Related papers: A deep learning theory for neural networks grounded in physics

A deep learning theory for neural networks grounded in physics

URL: http://arxiv.org/abs/2103.09985v1
Date: Thu, 18 Mar 2021 02:12:48 GMT
Title: A deep learning theory for neural networks grounded in physics
Authors: Benjamin Scellier
Abstract summary: We argue that building large, fast and efficient neural networks on neuromorphic architectures requires rethinking the algorithms to implement and train them. Our framework applies to a very broad class of models, namely systems whose state or dynamics are described by variational equations.
Score: 2.132096006921048
License: http://arxiv.org/licenses/nonexclusive-distrib/1.0/
Abstract: In the last decade, deep learning has become a major component of artificial intelligence, leading to a series of breakthroughs across a wide variety of domains. The workhorse of deep learning is the optimization of loss functions by stochastic gradient descent (SGD). Traditionally in deep learning, neural networks are differentiable mathematical functions, and the loss gradients required for SGD are computed with the backpropagation algorithm. However, the computer architectures on which these neural networks are implemented and trained suffer from speed and energy inefficiency issues, due to the separation of memory and processing in these architectures. To solve these problems, the field of neuromorphic computing aims at implementing neural networks on hardware architectures that merge memory and processing, just like brains do. In this thesis, we argue that building large, fast and efficient neural networks on neuromorphic architectures requires rethinking the algorithms to implement and train them. To this purpose, we present an alternative mathematical framework, also compatible with SGD, which offers the possibility to design neural networks in substrates that directly exploit the laws of physics. Our framework applies to a very broad class of models, namely systems whose state or dynamics are described by variational equations.
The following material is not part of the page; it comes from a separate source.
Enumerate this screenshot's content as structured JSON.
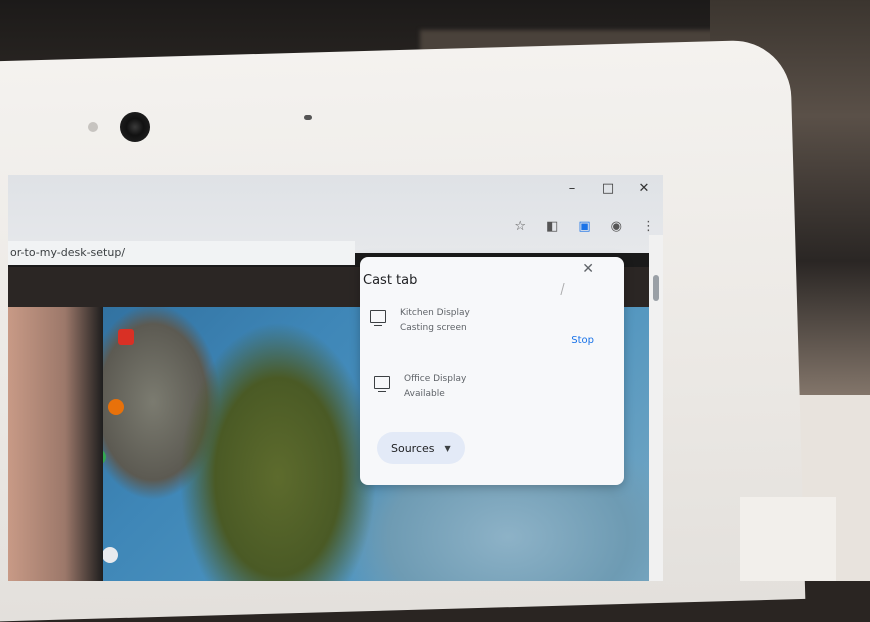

The procedure to compute the loss gradients in such systems -- which in many practical situations requires solely locally available information for each trainable parameter -- is called equilibrium propagation (EqProp). Since many systems in physics and engineering can be described by variational principles, our framework has the potential to be applied to a broad variety of physical systems, whose applications extend to various fields of engineering, beyond neuromorphic computing.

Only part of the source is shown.